Corriere della Sera 05/09/15
Pierluigi Battista
La marcia resta sempre qualcosa di
memorabile. Questa che si snoda con le lacrime agli occhi di chi non
si piega all’ultimo diktat, ancora di più. Le bandiera dell’Europa
sventolata con un pathos che nessun europeo ha mai provato ci
commuove e ci emoziona. Un popolo in marcia. Sembra il Quarto Stato
di Pellizza da Volpedo. Impossibile girarsi dall’altra parte e far
finta di niente.
Una marcia può servire una buona causa o può
servire finalità abiette.

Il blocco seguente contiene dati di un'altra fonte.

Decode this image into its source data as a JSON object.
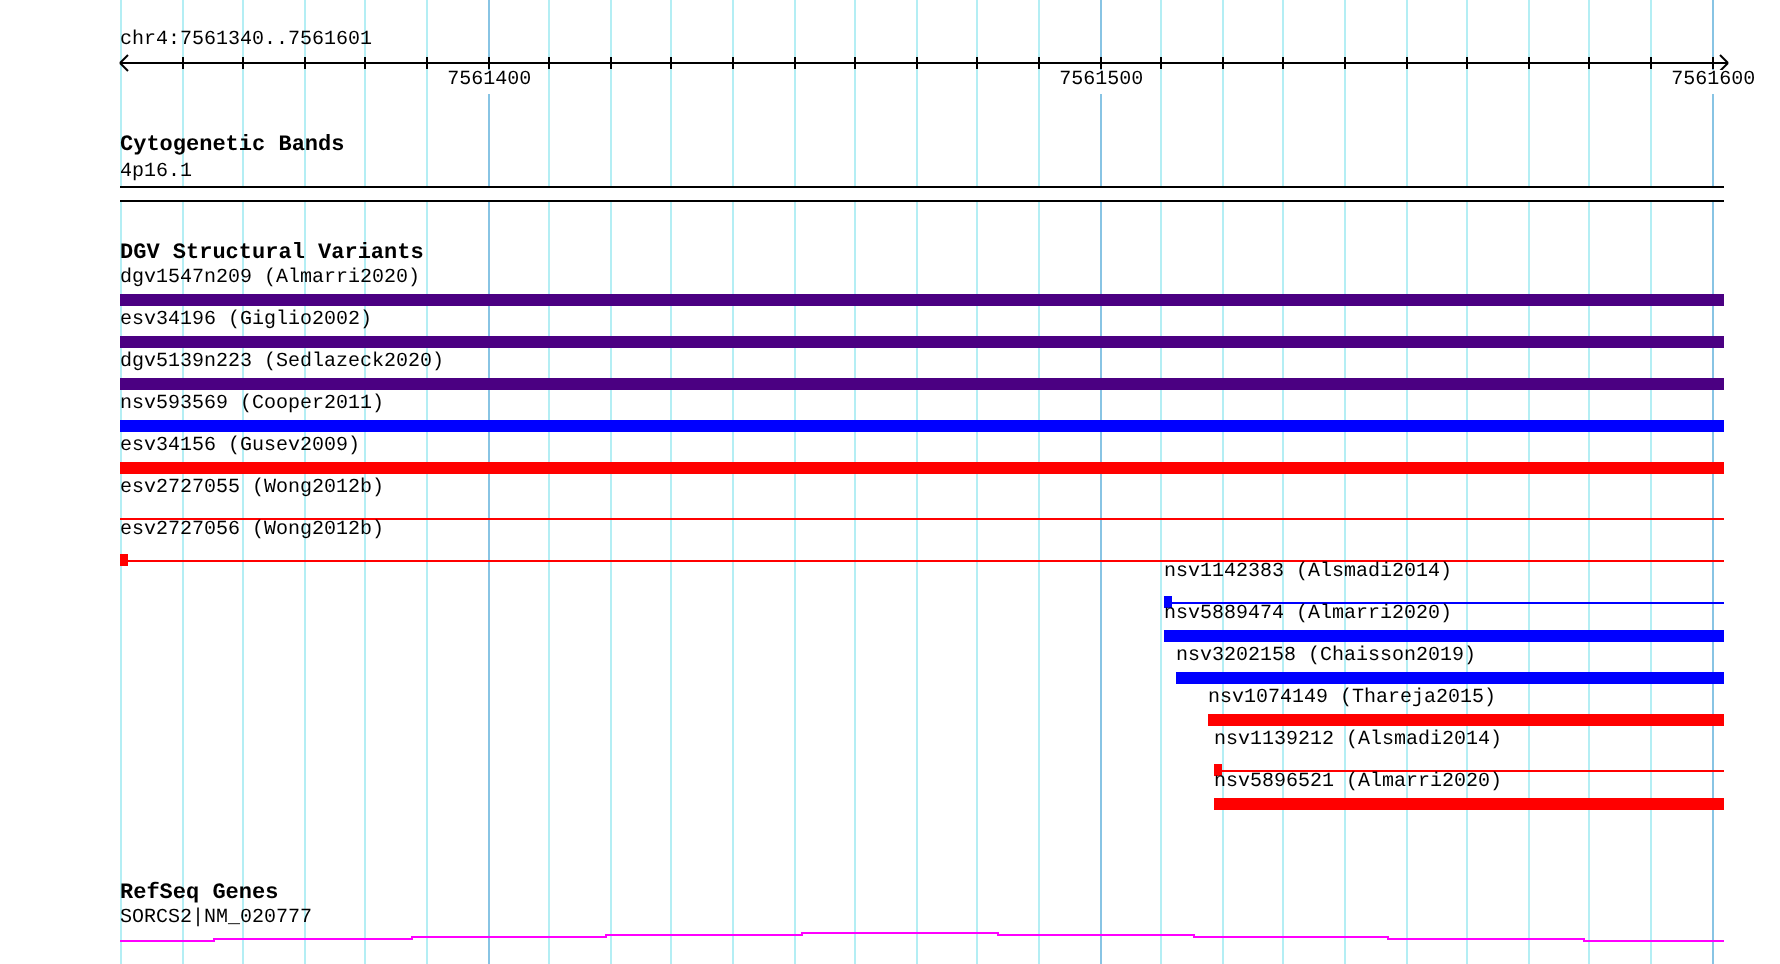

Può dare forza a un sogno, come quella
che invase Washington sotto la guida di Martin Luther King contro lo
scandalo della segregazione razziale («I have a dream»). O può
essere uno stru-mento formidabile di ricatto e di pressione, come
quella dell’ottobre del ’22 condotta dalle camicie nere e che
terrorizzò il Re e il fragile palazzo romano.
Questa marcia dà
invece una forza irresistibile a chi usa l’unica risorsa di cui
dispone, la disperata energia delle proprie gambe, per raggiungere
una meta, per lasciarsi definitivamente alle spalle l’incubo atroce
della guerra e della persecuzione, vittime incolpevoli di uno scontro
immane tra chi non tiene in nessun conto il valore della vita, e
figurarsi della libertà. Una determinazione possente di chi si mette
in marcia e non vuole accettare l’ultima sconfitta dopo aver
lasciato per terra e per mare i bambini che non ce l’hanno fatta,
le persone tradite e maltrattate da mercanti d’umanità senza
scrupoli. Sono lì, a un po’ di decine di chilometri da un
traguardo sognato, e qualcuno può pensare che si vogliano fermare
proprio adesso, che non sono capaci di portare a compimento la loro
anabasi, di non saper replicare l’epopea dei contadini di Faulkner
e di Steinbeck, la marcia verso l’Ovest di chi sui miseri carri non
aveva nient’altro che la propria miseria da trascinare per
ricominciare daccapo, per raggiungere una meta?
La forza di una
marcia come questa è più poderosa di un treno che non vuole partire
dalla stazione di Budapest, dove hanno soppresso i convogli
«destinazione Ovest». La marcia è faticosa, massacrante,
selettiva. Ma è una lezione che si imprime nella memoria. Che mette
a tacere gli indifferenti e i paurosi. Che ci interroga sulla nostra
passività, sulla nostra acquiescenza di fronte alle atrocità
compiute non lontano da qui e il cui peso, anche militare ed
economico, siamo incapaci di sostenere. Senza capire da cosa scappano
questi nostri fratelli in marcia, cosa chiedono, cosa non possono più
sopportare mentre in Europa, la cui bandiera viene sventolata dai
profughi, domina l’immobilismo e l’ipocrisia. Ecco il messaggio
di chi marcia, la forza dei loro passi. E la vergogna di chi è
costretto, finalmente, a guardare in faccia la realtà.